少なくともあの時、あの少女は死んでいた。
これは非常に大変だった。
「デュシャンのオマージュだよ」
※持ち出しの際は必ず保管管理者の許可を得てください。
(本文より抜粋)
あなたの深奥へ迫る、書厨たちの祝宴がついに実現。
2020年夏頃、Twitterで仲良くしてくれている人が「原稿を書いてくれる人はいませんか」と言っていたため何も考えずに軽い気持ちで挙手したところ「この画像に映っているものをテーマに何でもいいから文章を書いてください」と言われた。それが表紙に映っている不思議な赤い何かだった。
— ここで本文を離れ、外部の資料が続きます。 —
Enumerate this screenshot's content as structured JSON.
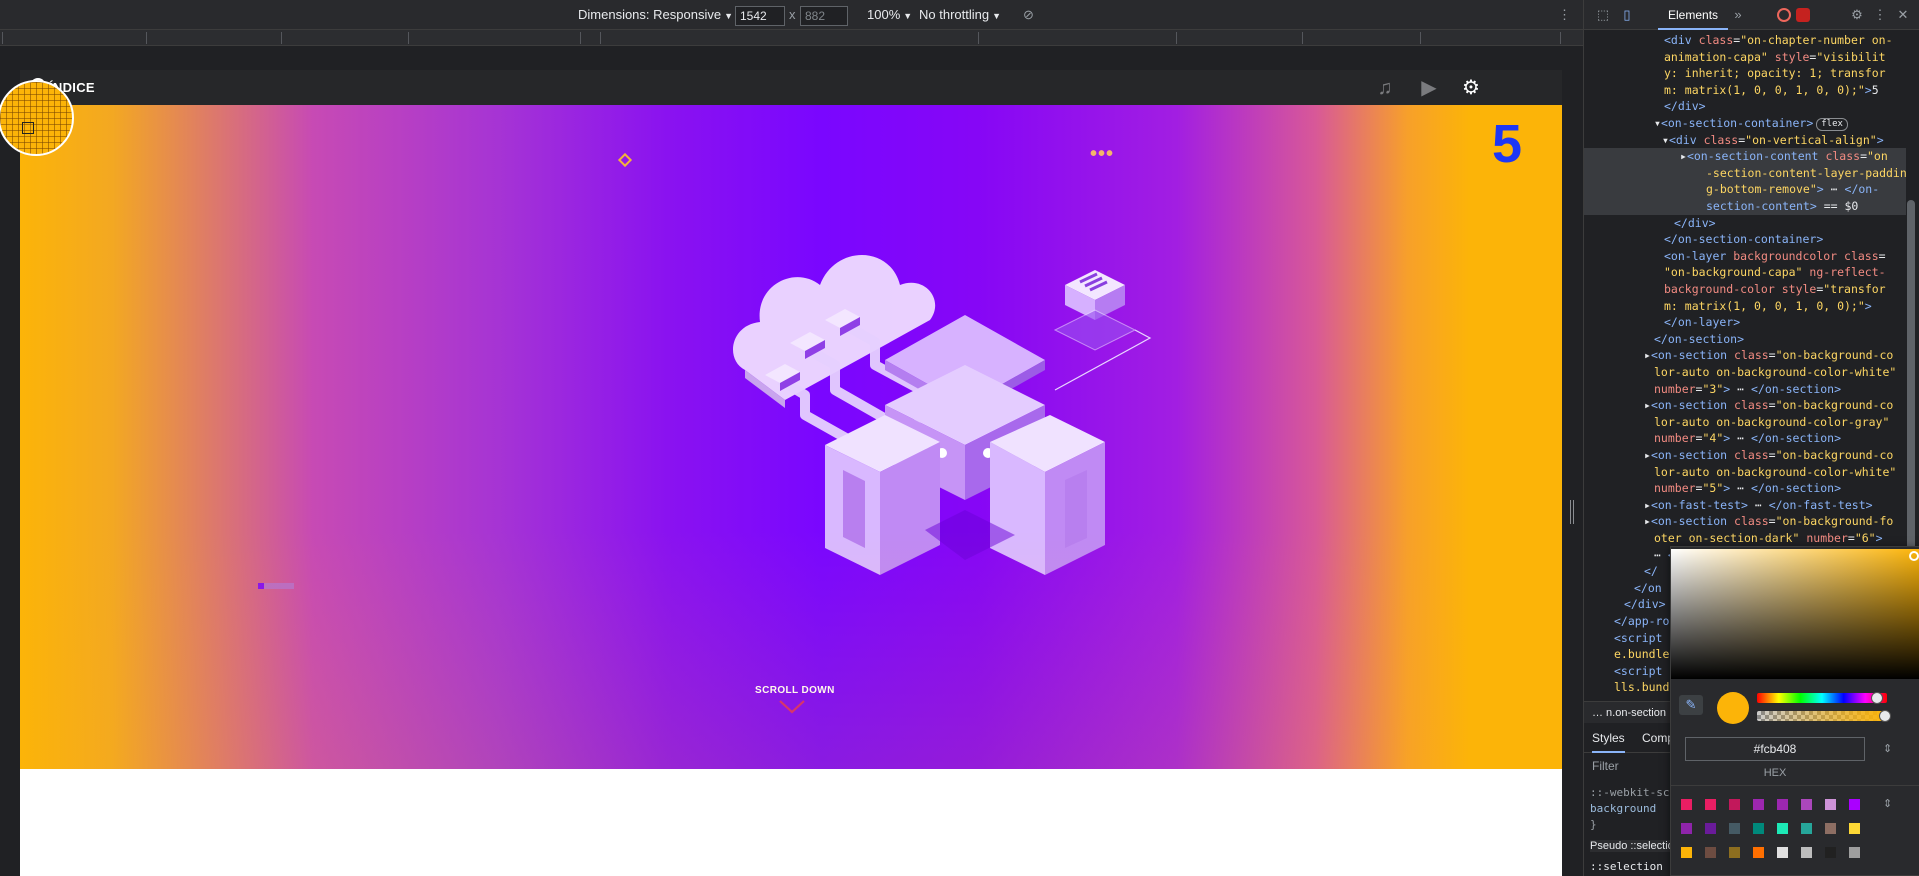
{
  "device_toolbar": {
    "dimensions_label": "Dimensions: Responsive",
    "width": "1542",
    "height_placeholder": "882",
    "times": "x",
    "zoom": "100%",
    "throttling": "No throttling"
  },
  "app_header": {
    "menu_label": "ÍNDICE"
  },
  "hero": {
    "chapter_number": "5",
    "dots": "•••",
    "scroll_label": "SCROLL DOWN"
  },
  "devtools": {
    "tab_elements": "Elements",
    "dom_lines": [
      {
        "indent": 80,
        "html": "<span class='tag'>&lt;div</span> <span class='attr'>class</span>=<span class='val'>\"on-chapter-number on-</span>"
      },
      {
        "indent": 80,
        "html": "<span class='val'>animation-capa\"</span> <span class='attr'>style</span>=<span class='val'>\"visibilit</span>"
      },
      {
        "indent": 80,
        "html": "<span class='val'>y: inherit; opacity: 1; transfor</span>"
      },
      {
        "indent": 80,
        "html": "<span class='val'>m: matrix(1, 0, 0, 1, 0, 0);\"</span><span class='tag'>&gt;</span><span class='txt'>5</span>"
      },
      {
        "indent": 80,
        "html": "<span class='tag'>&lt;/div&gt;</span>"
      },
      {
        "indent": 70,
        "html": "<span class='txt'>▾</span><span class='tag'>&lt;on-section-container&gt;</span><span class='flexbadge'>flex</span>"
      },
      {
        "indent": 78,
        "html": "<span class='txt'>▾</span><span class='tag'>&lt;div</span> <span class='attr'>class</span>=<span class='val'>\"on-vertical-align\"</span><span class='tag'>&gt;</span>"
      },
      {
        "indent": 96,
        "html": "<span class='txt'>▸</span><span class='tag'>&lt;on-section-content</span> <span class='attr'>class</span>=<span class='val'>\"on</span>",
        "selected": true
      },
      {
        "indent": 122,
        "html": "<span class='val'>-section-content-layer-paddin</span>",
        "selected": true
      },
      {
        "indent": 122,
        "html": "<span class='val'>g-bottom-remove\"</span><span class='tag'>&gt;</span> <span class='txt'>⋯</span> <span class='tag'>&lt;/on-</span>",
        "selected": true
      },
      {
        "indent": 122,
        "html": "<span class='tag'>section-content&gt;</span> <span class='txt'>== $0</span>",
        "selected": true
      },
      {
        "indent": 90,
        "html": "<span class='tag'>&lt;/div&gt;</span>"
      },
      {
        "indent": 80,
        "html": "<span class='tag'>&lt;/on-section-container&gt;</span>"
      },
      {
        "indent": 80,
        "html": "<span class='tag'>&lt;on-layer</span> <span class='attr'>backgroundcolor class</span>="
      },
      {
        "indent": 80,
        "html": "<span class='val'>\"on-background-capa\"</span> <span class='attr'>ng-reflect-</span>"
      },
      {
        "indent": 80,
        "html": "<span class='attr'>background-color</span> <span class='attr'>style</span>=<span class='val'>\"transfor</span>"
      },
      {
        "indent": 80,
        "html": "<span class='val'>m: matrix(1, 0, 0, 1, 0, 0);\"</span><span class='tag'>&gt;</span>"
      },
      {
        "indent": 80,
        "html": "<span class='tag'>&lt;/on-layer&gt;</span>"
      },
      {
        "indent": 70,
        "html": "<span class='tag'>&lt;/on-section&gt;</span>"
      },
      {
        "indent": 60,
        "html": "<span class='txt'>▸</span><span class='tag'>&lt;on-section</span> <span class='attr'>class</span>=<span class='val'>\"on-background-co</span>"
      },
      {
        "indent": 70,
        "html": "<span class='val'>lor-auto on-background-color-white\"</span>"
      },
      {
        "indent": 70,
        "html": "<span class='attr'>number</span>=<span class='val'>\"3\"</span><span class='tag'>&gt;</span> <span class='txt'>⋯</span> <span class='tag'>&lt;/on-section&gt;</span>"
      },
      {
        "indent": 60,
        "html": "<span class='txt'>▸</span><span class='tag'>&lt;on-section</span> <span class='attr'>class</span>=<span class='val'>\"on-background-co</span>"
      },
      {
        "indent": 70,
        "html": "<span class='val'>lor-auto on-background-color-gray\"</span>"
      },
      {
        "indent": 70,
        "html": "<span class='attr'>number</span>=<span class='val'>\"4\"</span><span class='tag'>&gt;</span> <span class='txt'>⋯</span> <span class='tag'>&lt;/on-section&gt;</span>"
      },
      {
        "indent": 60,
        "html": "<span class='txt'>▸</span><span class='tag'>&lt;on-section</span> <span class='attr'>class</span>=<span class='val'>\"on-background-co</span>"
      },
      {
        "indent": 70,
        "html": "<span class='val'>lor-auto on-background-color-white\"</span>"
      },
      {
        "indent": 70,
        "html": "<span class='attr'>number</span>=<span class='val'>\"5\"</span><span class='tag'>&gt;</span> <span class='txt'>⋯</span> <span class='tag'>&lt;/on-section&gt;</span>"
      },
      {
        "indent": 60,
        "html": "<span class='txt'>▸</span><span class='tag'>&lt;on-fast-test&gt;</span> <span class='txt'>⋯</span> <span class='tag'>&lt;/on-fast-test&gt;</span>"
      },
      {
        "indent": 60,
        "html": "<span class='txt'>▸</span><span class='tag'>&lt;on-section</span> <span class='attr'>class</span>=<span class='val'>\"on-background-fo</span>"
      },
      {
        "indent": 70,
        "html": "<span class='val'>oter on-section-dark\"</span> <span class='attr'>number</span>=<span class='val'>\"6\"</span><span class='tag'>&gt;</span>"
      },
      {
        "indent": 70,
        "html": "<span class='txt'>⋯</span> <span class='tag'>&lt;/on-section&gt;</span>"
      },
      {
        "indent": 60,
        "html": "<span class='tag'>&lt;/</span>"
      },
      {
        "indent": 50,
        "html": "<span class='tag'>&lt;/on</span>"
      },
      {
        "indent": 40,
        "html": "<span class='tag'>&lt;/div&gt;</span>"
      },
      {
        "indent": 30,
        "html": "<span class='tag'>&lt;/app-ro</span>"
      },
      {
        "indent": 30,
        "html": "<span class='tag'>&lt;script</span>"
      },
      {
        "indent": 30,
        "html": "<span class='val'>e.bundle</span>"
      },
      {
        "indent": 30,
        "html": "<span class='tag'>&lt;script</span>"
      },
      {
        "indent": 30,
        "html": "<span class='val'>lls.bund</span>"
      }
    ],
    "breadcrumb": "… n.on-section",
    "styles_tab": "Styles",
    "computed_tab": "Comp",
    "filter_placeholder": "Filter",
    "rule_1_selector": "::-webkit-scr",
    "rule_1_prop": "  background",
    "rule_1_close": "}",
    "pseudo_label": "Pseudo ::selection",
    "rule_2_selector": "::selection {"
  },
  "color_picker": {
    "hex_value": "#fcb408",
    "format_label": "HEX",
    "selected_color": "#fcb408",
    "palette": [
      "#e91e63",
      "#e91e63",
      "#c2185b",
      "#9c27b0",
      "#9c27b0",
      "#ab47bc",
      "#ce93d8",
      "#aa00ff",
      "#8e24aa",
      "#6a1b9a",
      "#455a64",
      "#00897b",
      "#1de9b6",
      "#26a69a",
      "#8d6e63",
      "#fdd835",
      "#fcb408",
      "#6d4c41",
      "#8d6e1f",
      "#ff6f00",
      "#e0e0e0",
      "#bdbdbd",
      "#212121",
      "#9e9e9e"
    ]
  },
  "colors": {
    "accent": "#8ab4f8",
    "chapter_number": "#1d37f5",
    "hero_edge": "#fcb408",
    "hero_center": "#7a06ff"
  }
}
「なんかすごいものに参加しちゃったぞ」と思った一方で「面白いな」と素直に思った。そして自分なりに一生懸命書いて提出し、月日が経って、「完成しました」とこの本が手元に届いた。それが去年の12月上旬の話である。
他の人がどんな作品を書いたのかも気になっていたためすぐに開いて読みたかったが、それ以上に「自分の作品も載ってるんだ」と思うとなかなか読む勇気が出ず、今日まで大切に積み本入れに仕舞っていた。しかしこの度年も明けたため、勇気を出して読んだ。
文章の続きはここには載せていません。